Ending impunity for conflict-related sexual violence is a core part of the women, peace and security agenda. It was part of Australia’s first action plan and Australia advocates internationally on this issue. Increasing access to justice for survivors of conflict-related sexual violence is one of the four priorities of the second action plan. But over the years, various Australian policies and practices have prevented access to justice, or passively got in the way.
Conflict-related sexual violence can easily be dismissed as something that happens somewhere else, perpetrated by people from another country against people there, and therefore too difficult to prosecute. But more than 200 Australians travelled to Syria and Iraq to fight with the Islamic State terror group and other extremist organisations that perpetrated sexual violence as war crimes, crimes against humanity and genocide against Yazidis and other groups.
These foreign fighters remain subject to Division 268 of the Commonwealth Criminal Code, which covers genocide, crimes against humanity and war crimes. Because Australia is a state party to the Rome Statute of the International Criminal Court, we are obliged to investigate and prosecute these crimes in our own court system. We have failed to do so.
Some individuals have faced terrorism charges, but not genocide or gender-based violence offences. In other cases, the Australian government revoked the citizenship of individuals, leaving them at large to continue carrying out such crimes in unstable parts of the world.
I gave testimony before the Joint Parliamentary Committee on Intelligence and Security expressing concern about such decisions. Even some of those held in prisons in places such as Syria may have been set free during military operations.
The main reason why citizenship is a barrier to justice for conflict-related sexual violence is that for prosecution to occur, the perpetrator needs to be in the custody of the Australian Federal Police. Prosecution cannot be undertaken in absentia.

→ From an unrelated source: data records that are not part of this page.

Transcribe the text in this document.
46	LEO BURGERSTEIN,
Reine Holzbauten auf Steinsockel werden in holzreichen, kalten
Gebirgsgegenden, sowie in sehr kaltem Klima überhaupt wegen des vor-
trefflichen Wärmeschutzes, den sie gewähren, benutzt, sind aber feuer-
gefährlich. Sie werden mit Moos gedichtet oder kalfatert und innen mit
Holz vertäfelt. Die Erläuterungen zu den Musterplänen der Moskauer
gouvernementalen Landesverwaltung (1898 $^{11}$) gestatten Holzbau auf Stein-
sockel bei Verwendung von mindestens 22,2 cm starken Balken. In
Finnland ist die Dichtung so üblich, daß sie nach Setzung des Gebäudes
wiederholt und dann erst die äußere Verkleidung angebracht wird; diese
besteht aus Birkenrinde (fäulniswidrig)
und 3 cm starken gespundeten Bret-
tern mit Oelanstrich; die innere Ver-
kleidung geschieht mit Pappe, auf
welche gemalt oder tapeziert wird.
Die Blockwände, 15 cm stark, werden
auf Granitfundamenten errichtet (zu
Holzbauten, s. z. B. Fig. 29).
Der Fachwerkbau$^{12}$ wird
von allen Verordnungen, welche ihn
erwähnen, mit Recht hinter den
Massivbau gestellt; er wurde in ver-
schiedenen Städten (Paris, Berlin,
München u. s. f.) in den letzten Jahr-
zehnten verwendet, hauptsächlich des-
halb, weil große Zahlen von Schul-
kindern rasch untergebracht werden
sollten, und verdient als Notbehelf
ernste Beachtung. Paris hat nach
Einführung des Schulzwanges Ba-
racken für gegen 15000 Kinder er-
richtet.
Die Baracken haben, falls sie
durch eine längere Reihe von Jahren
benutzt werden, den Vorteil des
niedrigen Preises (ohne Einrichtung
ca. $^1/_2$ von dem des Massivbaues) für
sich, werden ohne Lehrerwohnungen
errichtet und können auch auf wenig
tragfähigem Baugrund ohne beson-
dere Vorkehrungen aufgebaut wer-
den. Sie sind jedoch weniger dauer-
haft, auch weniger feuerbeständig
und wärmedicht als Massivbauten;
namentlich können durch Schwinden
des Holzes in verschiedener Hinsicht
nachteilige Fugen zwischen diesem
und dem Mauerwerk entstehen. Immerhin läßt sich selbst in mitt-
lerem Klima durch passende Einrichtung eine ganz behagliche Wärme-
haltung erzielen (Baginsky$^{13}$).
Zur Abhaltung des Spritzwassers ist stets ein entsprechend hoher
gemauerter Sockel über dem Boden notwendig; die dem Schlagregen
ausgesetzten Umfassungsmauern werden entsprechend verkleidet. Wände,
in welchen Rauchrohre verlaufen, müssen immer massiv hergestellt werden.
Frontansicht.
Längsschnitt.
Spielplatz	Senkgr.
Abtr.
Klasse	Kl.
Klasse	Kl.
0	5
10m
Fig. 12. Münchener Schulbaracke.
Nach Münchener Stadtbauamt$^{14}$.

But other barriers to justice exist. Home Affairs’ implementation of the national action plan includes action to combat modern slavery. This issue overlaps with the WPS agenda. In 2016, the UN Security Council passed resolution 2331 reiterating the need to end impunity for conflict-related sexual violence. This resolution called on all member states to investigate and prosecute those responsible for human trafficking in areas of armed conflict. It recognised that such crimes ‘can be part of the strategic objectives and ideology of, and used as a tactic by, certain terrorist groups’.

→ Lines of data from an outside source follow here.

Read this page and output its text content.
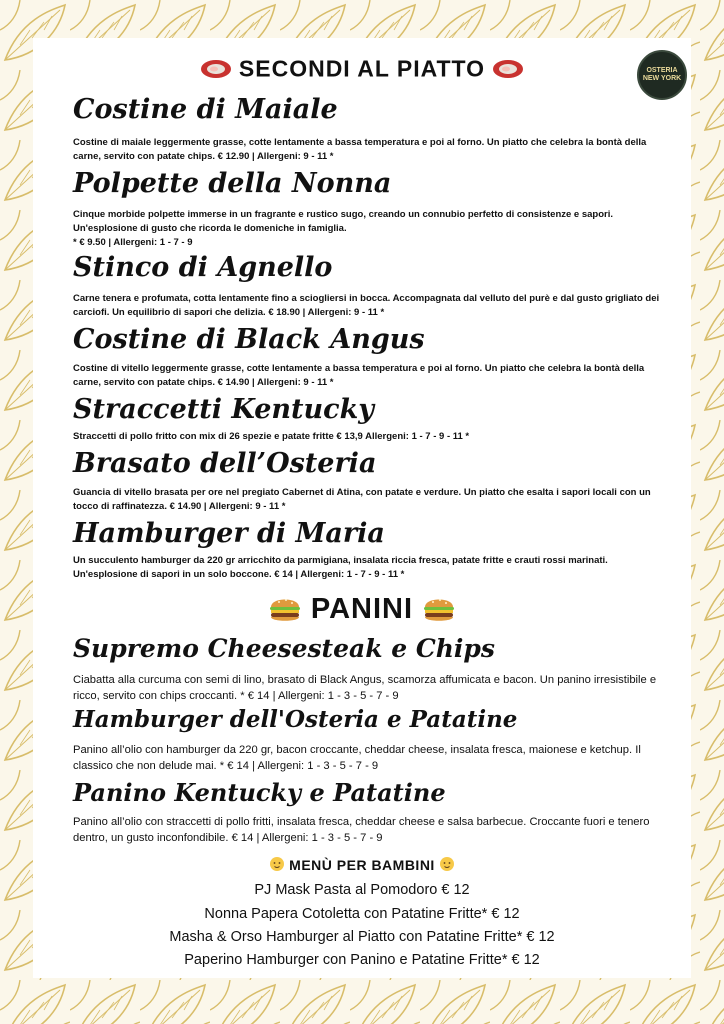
SECONDI AL PIATTO	OSTERIA NEW YORK
Costine di Maiale
Costine di maiale leggermente grasse, cotte lentamente a bassa temperatura e poi al forno. Un piatto che celebra la bontà della carne, servito con patate chips. € 12.90 | Allergeni: 9 - 11 *
Polpette della Nonna
Cinque morbide polpette immerse in un fragrante e rustico sugo, creando un connubio perfetto di consistenze e sapori. Un'esplosione di gusto che ricorda le domeniche in famiglia.
* € 9.50 | Allergeni: 1 - 7 - 9
Stinco di Agnello
Carne tenera e profumata, cotta lentamente fino a sciogliersi in bocca. Accompagnata dal velluto del purè e dal gusto grigliato dei carciofi. Un equilibrio di sapori che delizia. € 18.90 | Allergeni: 9 - 11 *
Costine di Black Angus
Costine di vitello leggermente grasse, cotte lentamente a bassa temperatura e poi al forno. Un piatto che celebra la bontà della carne, servito con patate chips. € 14.90 | Allergeni: 9 - 11 *
Straccetti Kentucky
Straccetti di pollo fritto con mix di 26 spezie e patate fritte € 13,9 Allergeni: 1 - 7 - 9 - 11 *
Brasato dell’Osteria
Guancia di vitello brasata per ore nel pregiato Cabernet di Atina, con patate e verdure. Un piatto che esalta i sapori locali con un tocco di raffinatezza. € 14.90 | Allergeni: 9 - 11 *
Hamburger di Maria
Un succulento hamburger da 220 gr arricchito da parmigiana, insalata riccia fresca, patate fritte e crauti rossi marinati. Un'esplosione di sapori in un solo boccone. € 14 | Allergeni: 1 - 7 - 9 - 11 *
PANINI
Supremo Cheesesteak e Chips
Ciabatta alla curcuma con semi di lino, brasato di Black Angus, scamorza affumicata e bacon. Un panino irresistibile e ricco, servito con chips croccanti. * € 14 | Allergeni: 1 - 3 - 5 - 7 - 9
Hamburger dell'Osteria e Patatine
Panino all’olio con hamburger da 220 gr, bacon croccante, cheddar cheese, insalata fresca, maionese e ketchup. Il classico che non delude mai. * € 14 | Allergeni: 1 - 3 - 5 - 7 - 9
Panino Kentucky e Patatine
Panino all’olio con straccetti di pollo fritti, insalata fresca, cheddar cheese e salsa barbecue. Croccante fuori e tenero dentro, un gusto inconfondibile. € 14 | Allergeni: 1 - 3 - 5 - 7 - 9
MENÙ PER BAMBINI
PJ Mask Pasta al Pomodoro € 12
Nonna Papera Cotoletta con Patatine Fritte* € 12
Masha & Orso Hamburger al Piatto con Patatine Fritte* € 12
Paperino Hamburger con Panino e Patatine Fritte* € 12
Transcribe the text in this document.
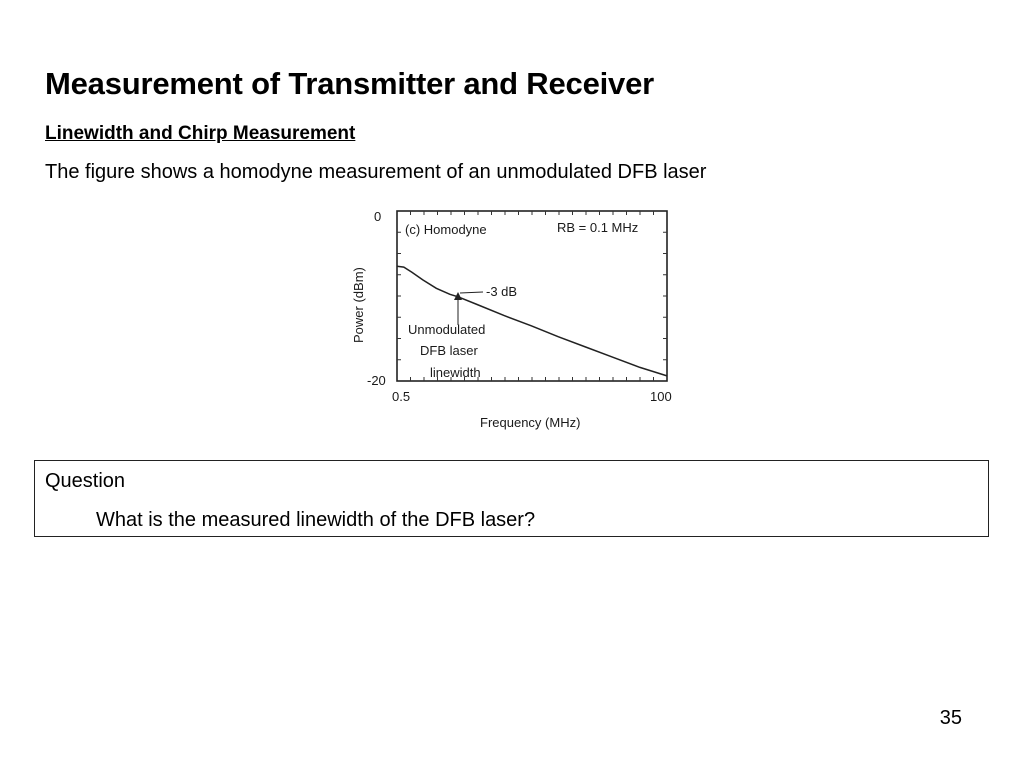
Measurement of Transmitter and Receiver
Linewidth and Chirp Measurement
The figure shows a homodyne measurement of an unmodulated DFB laser
0
-20
0.5	100
Power (dBm)
Frequency (MHz)
(c) Homodyne	RB = 0.1 MHz
-3 dB
Unmodulated
DFB laser
linewidth
Question
What is the measured linewidth of the DFB laser?
35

The Security Council went on to note that trafficking contributes to the ‘funding and sustainment’ of these organisations. My research showed that sexual slavery, and the failure of the international community to sufficiently respond, brought Islamic State up to US$111 million.
While Australia’s criminal code does account for human trafficking, including for the purposes of sexual slavery, the Modern Slavery Act, and the plan to implement it, mostly look at slavery in manufacturing. So, when that is included in Home Affairs’ implementation of the WPS agenda, it misses a large piece of the puzzle.
When Yazidi women who were held in sexual servitude by Australian man Khaled Sharrouf sought meagre access to victims-of-crime support through the New South Wales Civil and Administrative Tribunal, the tribunal found against them. The ruling was based on the fact that Sharrouf’s crimes were not ‘in and of’ New South Wales. But his crimes amounted to genocide, which has universal jurisdiction under Australian law.
Other cases have highlighted the lack of capacity of Australian judicial institutions to enforce international law in our own court systems. But that is not acceptable. Both the judicial capacity and the bureaucratic capacity to share information for the purposes of criminal accountability must be remedied. Perhaps the Australian Civil-Military Centre, which has a remit from the National Security Committee of Cabinet to improve Australia’s whole-of-government responses to conflicts and disasters overseas, could assist in this regard.
The Australian Centre for International Justice recently called for the establishment of an independent unit within the Australian Federal Police dedicated solely to the investigation of international crimes. This would go some way to remedying this shortfall. But several departments need to do much more to implement the national action plan on WPS.